Like millions of former Abbey National customers I own shares in Spanish Bank Santander. I was disappointed by Santander's decision to exclude UK shareholders from its recent Rights Issue - which offered the opportunity to buy more shares at the lowest price for years. But Santander did write and explain why, sold our rights for a reasonable return and sent out a cheque, waiving all their fees.
I also hold Santander shares inside an ISA administered by HSBC. HSBC didn't inform me about the Santander Rights Issue, managed to sell my rights for half as much money as Santander, and hasn't even had the courtesy to write and tell its customers what a terrible return they'll be receiving.
Last Friday I phoned HSBC Invest Direct to find out how much money had been credited to my ISA for the sale of my Santander Rights Issue option.
The clueless HSBC customer services representative took 29 minutes to work out, first that I had forfeited the rights because I hadn't responded to their letter (which I didn't receive) and when I asked for my call to be escalated to someone who understood my enquiry, that my account had in fact been credited with £106 on 6th December for the sale of the rights I'd spent 29 minutes asking him about.
I couldn't fathom why HSBC had sold its Santander customers' share rights half price, so would they look into it and call me back? Yes, Monday promised HSBC.
You know what's coming don't you? You must be an HSBC customer...
Late Monday and not a peep from HSBC. So far they say they sent me a letter (which I didn't receive) and now they promise to phone (and then they don't).
I call HSBC again - this time they promise to call back within 24 hours.
You're already ahead of me aren't you?
Deathly silence from The World's local bank...
36 hours later and I phone HSBC a third time. Finally a senior customer services manager takes ownership of my complaint.
I ask about the missing letter - which apparently offered me the chance to buy shares at the once in a lifetime price.
Were letters really sent out on 15th and 16th November by Royal Mail 1st class post?
HSBC: Yes.
Even though the 16th of November was a Sunday?
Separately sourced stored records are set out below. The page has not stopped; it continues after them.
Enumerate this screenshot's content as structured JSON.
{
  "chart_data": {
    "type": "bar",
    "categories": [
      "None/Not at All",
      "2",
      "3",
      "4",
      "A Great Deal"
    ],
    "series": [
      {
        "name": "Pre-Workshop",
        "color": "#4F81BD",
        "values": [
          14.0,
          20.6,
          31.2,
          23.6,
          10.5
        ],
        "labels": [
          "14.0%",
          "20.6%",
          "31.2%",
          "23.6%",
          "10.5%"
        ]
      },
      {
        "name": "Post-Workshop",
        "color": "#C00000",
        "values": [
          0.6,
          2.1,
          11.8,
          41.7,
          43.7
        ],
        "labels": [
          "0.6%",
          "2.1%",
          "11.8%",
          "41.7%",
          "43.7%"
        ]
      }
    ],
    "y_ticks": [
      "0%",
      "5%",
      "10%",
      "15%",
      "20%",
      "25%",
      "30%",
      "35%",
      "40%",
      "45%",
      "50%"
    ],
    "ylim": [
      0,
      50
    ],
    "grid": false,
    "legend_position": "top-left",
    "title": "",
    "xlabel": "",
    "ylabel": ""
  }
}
HSBC: The Royal Mail collect from us daily.
What about the promised return phone calls?
HSBC: We'll investigate that.
What about the terrible price you sold your Customer's share rights for?
HSBC: We'll speak to our brokers - but it's probably the deteriorating exchange rate.
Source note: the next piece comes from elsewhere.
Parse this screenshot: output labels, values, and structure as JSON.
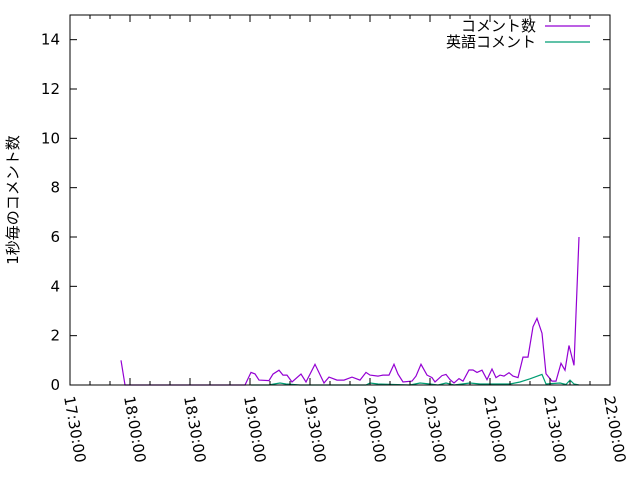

Why did HSBC decide to try and offer the shares to its clients - even though Santander decided there was insufficient time to contact shareholders?
HSBC: Our T&C require us to use 'reasonable endeavors' to contact clients.
Santander wrote to me twice and sent me a cheque. HSBC failed to contact me not once but three times, sold my rights for peanuts, and didn't bother to tell me. When I phoned for details it took HSBC 29 mintes to work out what they'd done and still can't explain fully what's happened.
Who would you rather hold shares with; Santander or HSBC?
HSBC:I understand the point you're making.
HSBC promise to call again in 24 hours.
To pass the time I look at the Royal Mail corporate collection website. The Royal Mail offer their largest customers a 6 days a week collection service - There is no Sunday collection. I read the HSBC terms and conditions leaflet. There is no reference anywhere to 'best endeavours'.
HSBC make bold claims, but they're not supported by the facts. I wonder where the letter they allegedly posted really is?
When HSBC call back they concede that the letters were actually collected by Royal Mail on Monday 17th November - not Saturday the 15th or Sunday the 16th, but some customers did receive them. I have to take HSBC's word for this, but do you see a pattern emerging? HSBC claim one thing and then when caught out they claim another.
I explain I'm surprised HSBC relies on posting letters on the 17th to arrive on the 18th for an offer which must be taken up (or lost) by the 19th.
We agree to disagree about the pathetic price HSBC's broker achieved for the sale.
HSBC do agree their customer service has been 'bad'. Some further training will take place a result.
HSBC offer £30 to 'more than cover the cost of my phone calls'.
I tell them it's a derisory offer - a single letter to an overdrawn HSBC customer would be charged at £35. I expected at least £100 - the difference between the price Santander and HSBC sold my share rights for.
Many times over the course of several return telephone calls I am reminded that 'some of our customers deal in millions of shares and have frequent successful contact with HSBC's call centre'.
I am also reminded why arrogant banks like HSBC are on their knees.